“What? He didn’t expect you to stay working for him, right?”
“I don’t think he cared one way or another. It wasn’t that.” I gripped the bottle. “He knew about DJ and me.” Just saying the words turned my stomach. “Seems he had a private investigator spying on us, and he told me he’d make sure I’d never get another job in the industry again.” I couldn’t reveal that DJ had been cheating on me. That news was mine and mine alone. At least for now.
“That son of a bitch. I never liked him. Dirty fucker. I can’t believe it.” Isaac continued to rant as I finished my beer.
“Anyway, that’s that. I need to regroup and figure out what the hell I’m going to do.”
“He can’t really do that, can he?” Worry creased Isaac’s normally carefree face. “You’re the best of the best.”
“I don’t know. I guess I’ll have to see when I put feelers out.”
Isaac studied my face and slapped his thighs. “Well, screw him. I’m sure it’ll be all right. Lemme get you another one, and we’ll order something, then figure out what the hell you’re going to do.”
Listening to him putter around in the kitchen, I ran through my options. I had enough saved plus the year of severance to make it for at least a year unemployed before things got dicey, but I didn’t want that. I enjoyed being a bodyguard and making arrangements, scoping out the intended area ahead of time, and most of all, people-watching. After several years as a beat cop, followed by eighteen months on the mayor’s personal-security detail, I learned to listen to what people were saying and not saying and watch body language for cues.
“Hey, dude, heads up.” Isaac stood in front of me, a bottle extended. “You were totally zoned out.”
Giving him a sheepish grin, I took the beer. “Yeah. Just thinking.”

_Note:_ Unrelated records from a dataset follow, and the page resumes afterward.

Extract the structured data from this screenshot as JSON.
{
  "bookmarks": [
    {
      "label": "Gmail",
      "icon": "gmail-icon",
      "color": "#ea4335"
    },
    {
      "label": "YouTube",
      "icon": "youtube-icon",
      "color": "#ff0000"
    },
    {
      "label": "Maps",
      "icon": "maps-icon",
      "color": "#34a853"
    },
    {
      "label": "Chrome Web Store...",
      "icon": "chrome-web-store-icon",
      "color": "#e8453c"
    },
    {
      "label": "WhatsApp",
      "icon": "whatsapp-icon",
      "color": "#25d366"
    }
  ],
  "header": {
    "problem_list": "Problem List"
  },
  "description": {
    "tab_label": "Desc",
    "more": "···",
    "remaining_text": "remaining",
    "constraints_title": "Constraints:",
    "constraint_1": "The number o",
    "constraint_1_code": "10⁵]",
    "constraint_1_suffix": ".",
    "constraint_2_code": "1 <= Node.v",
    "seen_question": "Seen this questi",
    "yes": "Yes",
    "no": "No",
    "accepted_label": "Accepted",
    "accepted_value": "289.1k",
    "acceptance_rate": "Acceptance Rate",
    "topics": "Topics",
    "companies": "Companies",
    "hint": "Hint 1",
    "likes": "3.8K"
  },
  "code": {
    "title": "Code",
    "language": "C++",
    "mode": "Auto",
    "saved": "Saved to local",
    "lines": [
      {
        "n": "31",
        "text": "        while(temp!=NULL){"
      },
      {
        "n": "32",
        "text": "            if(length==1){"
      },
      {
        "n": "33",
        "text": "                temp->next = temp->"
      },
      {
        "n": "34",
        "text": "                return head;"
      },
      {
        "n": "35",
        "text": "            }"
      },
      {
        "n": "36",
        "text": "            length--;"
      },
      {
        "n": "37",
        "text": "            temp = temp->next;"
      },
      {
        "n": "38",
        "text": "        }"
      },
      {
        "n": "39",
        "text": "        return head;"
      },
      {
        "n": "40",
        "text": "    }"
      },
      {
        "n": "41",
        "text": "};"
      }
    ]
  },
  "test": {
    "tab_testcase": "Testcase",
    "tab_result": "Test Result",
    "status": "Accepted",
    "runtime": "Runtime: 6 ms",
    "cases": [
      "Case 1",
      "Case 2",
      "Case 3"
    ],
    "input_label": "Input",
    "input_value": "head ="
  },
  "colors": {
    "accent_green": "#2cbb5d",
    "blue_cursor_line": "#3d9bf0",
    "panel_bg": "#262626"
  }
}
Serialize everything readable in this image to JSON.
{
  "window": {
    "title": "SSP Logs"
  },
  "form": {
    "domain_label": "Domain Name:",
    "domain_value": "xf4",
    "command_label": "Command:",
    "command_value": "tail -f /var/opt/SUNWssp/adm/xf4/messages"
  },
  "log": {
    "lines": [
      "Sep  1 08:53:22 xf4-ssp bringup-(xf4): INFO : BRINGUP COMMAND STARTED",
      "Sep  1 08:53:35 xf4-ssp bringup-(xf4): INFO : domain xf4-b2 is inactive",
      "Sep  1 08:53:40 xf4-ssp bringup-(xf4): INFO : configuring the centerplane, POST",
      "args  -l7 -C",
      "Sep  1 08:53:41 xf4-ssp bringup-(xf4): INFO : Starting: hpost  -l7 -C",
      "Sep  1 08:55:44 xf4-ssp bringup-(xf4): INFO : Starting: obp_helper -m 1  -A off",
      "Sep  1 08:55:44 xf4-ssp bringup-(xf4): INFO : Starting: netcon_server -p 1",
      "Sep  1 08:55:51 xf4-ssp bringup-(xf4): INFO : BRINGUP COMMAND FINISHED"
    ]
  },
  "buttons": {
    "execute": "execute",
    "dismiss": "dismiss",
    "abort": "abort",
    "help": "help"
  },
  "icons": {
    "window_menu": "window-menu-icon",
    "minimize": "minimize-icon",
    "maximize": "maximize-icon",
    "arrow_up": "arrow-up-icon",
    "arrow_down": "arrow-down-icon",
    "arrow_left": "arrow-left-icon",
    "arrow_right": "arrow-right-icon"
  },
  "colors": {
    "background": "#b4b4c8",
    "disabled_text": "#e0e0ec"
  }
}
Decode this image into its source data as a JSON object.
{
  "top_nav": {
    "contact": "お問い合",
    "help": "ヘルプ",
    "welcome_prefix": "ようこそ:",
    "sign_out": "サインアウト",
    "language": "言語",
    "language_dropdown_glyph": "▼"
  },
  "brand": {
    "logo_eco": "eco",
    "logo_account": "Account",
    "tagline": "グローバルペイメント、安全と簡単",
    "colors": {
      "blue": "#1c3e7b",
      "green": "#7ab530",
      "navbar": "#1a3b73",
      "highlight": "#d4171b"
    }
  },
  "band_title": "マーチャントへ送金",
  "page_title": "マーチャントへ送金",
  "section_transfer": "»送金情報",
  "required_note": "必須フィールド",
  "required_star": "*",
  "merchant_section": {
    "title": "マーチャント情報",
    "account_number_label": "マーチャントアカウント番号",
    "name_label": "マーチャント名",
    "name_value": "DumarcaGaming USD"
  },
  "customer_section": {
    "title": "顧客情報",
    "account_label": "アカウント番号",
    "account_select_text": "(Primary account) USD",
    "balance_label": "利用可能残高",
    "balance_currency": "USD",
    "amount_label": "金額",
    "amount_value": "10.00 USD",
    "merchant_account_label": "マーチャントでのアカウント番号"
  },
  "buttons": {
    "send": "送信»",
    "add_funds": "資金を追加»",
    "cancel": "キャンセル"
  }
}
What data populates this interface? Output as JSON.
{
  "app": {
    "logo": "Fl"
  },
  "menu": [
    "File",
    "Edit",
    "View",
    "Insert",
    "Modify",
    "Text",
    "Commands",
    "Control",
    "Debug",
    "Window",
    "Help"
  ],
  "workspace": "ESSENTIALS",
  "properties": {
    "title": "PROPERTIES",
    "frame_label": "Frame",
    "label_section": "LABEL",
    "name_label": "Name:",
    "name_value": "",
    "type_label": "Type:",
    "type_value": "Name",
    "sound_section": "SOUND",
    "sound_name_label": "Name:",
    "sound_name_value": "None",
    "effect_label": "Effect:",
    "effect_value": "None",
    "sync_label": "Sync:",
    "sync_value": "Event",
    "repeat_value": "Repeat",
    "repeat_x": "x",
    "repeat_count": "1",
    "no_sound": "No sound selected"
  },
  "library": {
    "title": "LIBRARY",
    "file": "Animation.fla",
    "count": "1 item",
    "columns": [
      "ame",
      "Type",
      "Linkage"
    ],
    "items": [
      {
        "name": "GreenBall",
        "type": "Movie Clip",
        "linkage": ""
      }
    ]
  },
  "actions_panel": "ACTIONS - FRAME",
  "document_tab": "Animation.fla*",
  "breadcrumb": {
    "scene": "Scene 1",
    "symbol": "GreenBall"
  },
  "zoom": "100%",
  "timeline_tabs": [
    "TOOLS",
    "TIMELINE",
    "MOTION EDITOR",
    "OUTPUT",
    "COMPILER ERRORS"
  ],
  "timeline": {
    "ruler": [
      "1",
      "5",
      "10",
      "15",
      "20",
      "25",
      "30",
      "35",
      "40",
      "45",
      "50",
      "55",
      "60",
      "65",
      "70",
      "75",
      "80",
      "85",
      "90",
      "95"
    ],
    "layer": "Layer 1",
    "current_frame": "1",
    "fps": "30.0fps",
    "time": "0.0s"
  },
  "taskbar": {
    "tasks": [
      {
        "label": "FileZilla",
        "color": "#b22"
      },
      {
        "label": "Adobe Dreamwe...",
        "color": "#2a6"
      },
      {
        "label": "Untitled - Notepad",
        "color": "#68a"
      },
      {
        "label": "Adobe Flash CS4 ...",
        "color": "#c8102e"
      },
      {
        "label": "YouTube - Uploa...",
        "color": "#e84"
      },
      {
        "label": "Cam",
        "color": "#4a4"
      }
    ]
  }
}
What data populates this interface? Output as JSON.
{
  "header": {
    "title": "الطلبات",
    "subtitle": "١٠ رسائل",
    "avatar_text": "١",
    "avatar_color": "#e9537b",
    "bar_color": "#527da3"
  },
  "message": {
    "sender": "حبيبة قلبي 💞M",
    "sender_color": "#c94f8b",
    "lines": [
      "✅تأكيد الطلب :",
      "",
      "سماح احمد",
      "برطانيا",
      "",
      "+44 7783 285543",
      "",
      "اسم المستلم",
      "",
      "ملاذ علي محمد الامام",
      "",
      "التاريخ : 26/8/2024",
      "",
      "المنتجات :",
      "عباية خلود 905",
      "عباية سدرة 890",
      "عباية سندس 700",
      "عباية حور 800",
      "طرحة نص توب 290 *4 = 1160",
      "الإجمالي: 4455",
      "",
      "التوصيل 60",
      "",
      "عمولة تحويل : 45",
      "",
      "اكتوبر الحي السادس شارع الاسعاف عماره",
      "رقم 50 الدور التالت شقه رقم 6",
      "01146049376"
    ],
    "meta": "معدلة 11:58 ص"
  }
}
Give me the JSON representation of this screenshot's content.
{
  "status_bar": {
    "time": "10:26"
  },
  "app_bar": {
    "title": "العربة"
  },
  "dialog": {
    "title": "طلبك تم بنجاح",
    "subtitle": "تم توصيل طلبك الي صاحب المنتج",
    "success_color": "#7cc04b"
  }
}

“You have plenty of time for that. You can start looking for a new gig tomorrow, but as far as tonight, I decided we’re going out for dinner. There’s a good Italian place on Ninth Avenue we can go to, stuff our faces with pasta and drink some Chianti.”
Iz had spent a year in Italy, and if he said the food was good, I was all in.
“Sounds like a plan.”
“Get your ass in gear, then. I got a six a.m. shift, so I need to go to bed by nine. The brass are working me now that I’m back from Bali.”
“Poor baby. And don’t bullshit me. They love you. Who’s the face of the department in their television ads, and always in their yearly calendar? ‘Firefighter McHottie,’” I joked, and he grinned and flipped me off.
I went to take a shower and get ready, and it wasn’t long before we were sitting outside under a red umbrella, the dinner as delicious as Isaac had promised, full of red wine andcacio e pepe.
Afterward, as we strolled down the sidewalk toward his apartment, I noticed a small group of people holding up signs in front of a luxury building.
“What’re they protesting now?”
“Oh, some guy who got out of prison lives there. The one who embezzled the trust funds of sick kids and old people’s retirement pensions? Remember? It was all over the news—you really have to be a lowlife to steal from the elderly and little kids. They’re not happy he was released early.”
“Can’t say I blame them. I vaguely remember it, but I was in Europe with Fontaine then in DC. Did he pay it back?”
“Not sure, but I know the scam went on for years until he was caught. They only found out because one of the little kids died, and when they went to disburse the trust-fund assets, there was almost nothing there. That’s when they checked everything else and discovered that the firm’s pension investments they were supposedly making money for were basically zero-balanced. Started a whole investigation. Just weird that the guy has millions in his own right. What the fuck was he stealing for?”
Intrigued, I glanced at the luxury building he lived in and listened to the grumbles of the people standing around. “Millions? How so? Is he a trust-fund baby?”
“Nah. Lawsuit. Got pinned under a tractor trailer on I-95. Parents were killed, but he survived. Has a younger sister. You’d think that would make him more sympathetic to people’s problems.”
I gazed up at the windows of the modern glass-and-brick building. “Yeah. You’d think.”
I’d thought DJ had meant it when he said he loved me. I’d thought a father was supposed to love you no matter what. I guessed you never really knew the people you trusted most in the world.
Chapter Three
Ronan
I was a prisoner in my own damn apartment.
I thought once home, things would get back to normal, but it seemed like I was the only one who understood the term “paid his debt to society.” Ever since that news reporter’s story on my release, a small but growing and loud-as-hell group of protesters had decided to make my life miserable and stand outside my apartment building, letting everyone know that while I might be out, I was a thief and a liar and still deserved to be behind bars. One of them even called me a sorry-ass rich boy.
They weren’t far from the truth. With a little digging, I’d discovered that not all the money I’d designated to Marty to give to the attorneys had gotten there. I’d allowed him to handle everything, and it looked like my darling brother-in-law had skimmed some off the top.